Monday, May 18, 2015

Monday Morning Chartology

The Morning Call

5/18/15

The Market
           
    Technical

       Monday Morning Chartology

            On Friday the S&P consolidated its move above the trend line of lower highs as well as its prior high.  That negates the former.  If it remains above its former high today, it will negate a very brief very short term trading range.  That would leave it with just one marker (the upper boundary of its long term uptrend) to challenge before having no visible overhead resistance.  I continue to believe that it will be unsuccessful in rising above that boundary to any meaningful extent.



            After almost of month of a steady downdraft, the long Treasury managed to have a good day on Friday.  Since TLT was near the lower boundary of its short term downtrend, a rebound was to be expected.  However, weighing the fundamentals (1) weak economic numbers {suggesting lower yields} [2] against with the rising debate regarding an overextended QE {central banks own such a huge portion of the government debt market there is little left to buy} coupled with declining liquidity among the fixed income market makers {suggesting higher yields}, I come out confused enough by all this that I think the right strategy is to wait for more data.



            GLD stuck its head above the neck line of the head and shoulders pattern, barely.  If it remains there through Tuesday’s close, it will negate than pattern and the short term trend will re-set to up.  I am not holding my breath.  On the other hand, it does add to the confusion over bonds’ pin action.  That is, if both are signaling s stronger economy/higher inflation, then I have no idea what to make of 16 weeks of poor economic data with no end in sight.   There is an outside chance that the stock market is odd man out and we are headed for another episode of stagflation.  Outside chance being the operative words.
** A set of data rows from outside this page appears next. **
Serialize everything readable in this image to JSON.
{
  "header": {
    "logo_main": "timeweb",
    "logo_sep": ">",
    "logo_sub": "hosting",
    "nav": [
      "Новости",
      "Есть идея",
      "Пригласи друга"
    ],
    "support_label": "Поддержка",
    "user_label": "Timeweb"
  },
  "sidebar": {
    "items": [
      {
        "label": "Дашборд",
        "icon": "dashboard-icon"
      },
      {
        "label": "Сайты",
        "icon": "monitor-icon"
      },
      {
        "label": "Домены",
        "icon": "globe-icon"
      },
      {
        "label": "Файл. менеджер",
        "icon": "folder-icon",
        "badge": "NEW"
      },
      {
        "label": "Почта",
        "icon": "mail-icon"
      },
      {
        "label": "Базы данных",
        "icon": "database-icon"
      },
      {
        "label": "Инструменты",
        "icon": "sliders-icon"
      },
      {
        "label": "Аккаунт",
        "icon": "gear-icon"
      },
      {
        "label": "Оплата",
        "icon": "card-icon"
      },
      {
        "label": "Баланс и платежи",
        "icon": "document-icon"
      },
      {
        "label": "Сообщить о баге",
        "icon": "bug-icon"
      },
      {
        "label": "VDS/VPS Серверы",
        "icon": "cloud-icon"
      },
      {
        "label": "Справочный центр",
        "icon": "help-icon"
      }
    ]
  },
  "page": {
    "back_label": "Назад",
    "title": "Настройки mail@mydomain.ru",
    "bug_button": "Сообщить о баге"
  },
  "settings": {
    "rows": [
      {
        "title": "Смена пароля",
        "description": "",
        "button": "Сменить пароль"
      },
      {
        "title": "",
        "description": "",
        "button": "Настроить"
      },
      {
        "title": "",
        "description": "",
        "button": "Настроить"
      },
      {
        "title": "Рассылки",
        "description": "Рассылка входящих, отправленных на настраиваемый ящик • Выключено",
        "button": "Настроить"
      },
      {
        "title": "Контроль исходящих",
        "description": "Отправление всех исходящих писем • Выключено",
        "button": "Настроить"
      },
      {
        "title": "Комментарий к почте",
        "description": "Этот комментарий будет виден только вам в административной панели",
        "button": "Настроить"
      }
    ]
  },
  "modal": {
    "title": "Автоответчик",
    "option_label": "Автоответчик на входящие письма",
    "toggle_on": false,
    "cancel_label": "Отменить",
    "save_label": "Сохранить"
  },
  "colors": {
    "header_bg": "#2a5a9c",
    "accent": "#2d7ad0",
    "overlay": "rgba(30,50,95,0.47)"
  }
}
            The VIX sold off last week, leaving it below its 100 day moving average and the lower boundary of its very short term downtrend---positive for stocks.  It is getting close to the lower boundaries of its short and long term trading ranges.  The nearer it draws, the more attractive it is as a portfolio insurance.



    Fundamental
   
            Overnight from Greece (medium):

      Investing for Survival

            12 things I learned from Morgan Housel: Part 7

7. “Saving can be more important than investing.”
“The most powerful way to grow your money is learning to live with less, since you have complete control over it.”
It is reasonable to assume that over long periods of time the return on stocks will be about 6% more than the return on cash. You can quibble with that estimate but not too much. The idea that you can invest your way to retirement is simply not possible without savings. This is especially true since most investors chase performance and earn less that an average return of the market, especially after fees and expenses.  “Boston College’s Center for Retirement Research found that the for creating a retirement nest egg are one’s savings rate and the age of retirement. “If people could work until they’re 70, they would have a much higher chance of having a secure retirement. Social Security is higher if you wait until age 70, and it gives your 401(k) assets a longer chance to grow, and it reduces the number of years you have to support yourself,” says Alicia Munnell, the center’s director. Less important was the rate of return earned on investments.”